11. At the foot of p 9 of his first report Mr Flynn said: "W.0 APPROACH TO VALUATION Valuation Methodology -- Value to the owner. This value known as the 'value to the owner' considers and takes into account the additional economic benefits that ownership of the shares confers to the owners which, at the same time, would not enhance the market value of the shares to the purchaser. These benefits arise from special attributes or advantages which are peculiar to the owner and which may not necessarily be available to a potential third party purchaser. "

12. In my view, contrary to the heading used by Mr Flynn, this is not a statement of a ''methodology'', but rather, of an ''objective ''.

13. At the most, the term ''value to the owner'', as used by Mr Flynn, describes both an objective and one of the consequences of (or reasons for) pursuing that objective, viz the assessment of worth of special benefits to a shareholder.

14. There can be no doubt that the objective of the valuation is to assess the value of the share to the husband (owner) (see Harrison and Harrison (1996) FLC ¶92-682 at p 83, 087). That is so whether there are ''special benefits'' or not, though if there are special benefits, they must be valued in achieving the objective. However, the use of the term ''value to the owner'' in Family Law property cases, should not be dependent on the existence of special benefits, but rather, as descriptive of the objective of the valuation exercise.

16. Mr Flynn considered ''value to the owner'' conceptually, as opposed to the concept of ''fair market value ''.

17. However, his discussion proceeded as if one came to choose the concept of ''value to the owner'' after satisfying oneself that there was no market for the shares, and therefore no ''fair market value''. Again, I do not think that position is so. The objective, in cases such as this, is always, as I said above, to assess the value to the owner. Nor is Mr Flynn's basis (namely, the absence of market value), for choosing ''value to the owner'' consistent with the definition of ''value to the owner'', propounded by Mr Flynn. As noted, that definition contains within it the reason for its selection, namely, the existence of special benefits.

23. As I indicated in Ramsay v Ramsay (1997) FLC ¶92-742 where there is a market for shares, evidence of market value may well be one and the same as ''value to the owner''.

24. But where there is no market, it is something of a ''non-sequitur'' to seek to ascertain ''market value''.

25. That is not to say, however, that, though Mr Calabro misstated his aim, the methodology he used could not in fact produce a result which represents the ''value to the owner'', nor that that result could not also equate market value, if there was a market.

26. But the mischoice of ''fair market value'' as the objective of the valuation may lead the valuer to adopt a methodology which may suit the situation where there actually is a market, but which may not wholly suit that circumstance where there is no market.
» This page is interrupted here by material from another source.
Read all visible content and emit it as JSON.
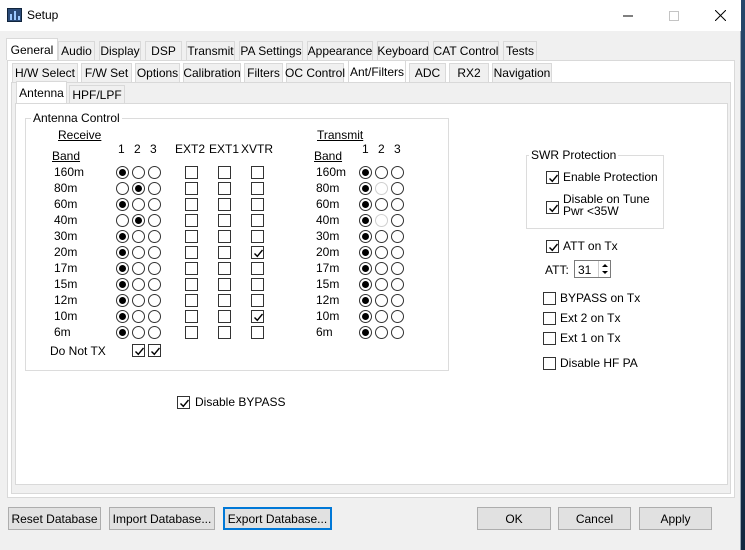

So, for example, there may be an impetus to deduct realisation costs, as if shares were going to be sold, when in fact, because there is no market, they are not, and can not.

As indicated by the decisions detailed above, the value to the owner concept as adopted by the Court arose from cases concerned with the valuation of minority interests in closely held family companies and the consideration of the value of these interests where the position of control was likely to change at some point in the immediate or long term future.

It is my experience that despite this body of law pertaining to family company cases (where the party holds a minority interest), the value to the owner principle has been broadly applied by the Court as the objective of the valuation process, whether the subject interest is a minority interest, a professional practice, or some other business venture conducted by the party.

At issue in the unreported case of Hegarty and Hegarty (SY 3496 of 2002), before Coleman J, was the valuation of the husband's accountancy practice. The practice was unusual in that the majority of the husband's clients were McDonald's franchisees. The issue of the appropriateness of applying a value to the owner approach was before the Court. While both accountants had applied a super profit approach in determining the value of the husband's practice, their calculation of super profit and the appropriate capitalisation rate were materially different. It was submitted for the wife that the husband's accountant had "misunderstood his task for family law purposes". At paragraph 40 of the judgment, Cohen J states:

"In support of that contention, a number of decisions and papers were referred to. The thrust of the submission of Counsel for the wife was accordingly that the value of the shares or interest is their worth to their owner or holder rather than "their commercial value or their value to a hypothetical purchaser" (Sapir v Sapir (No 2)). "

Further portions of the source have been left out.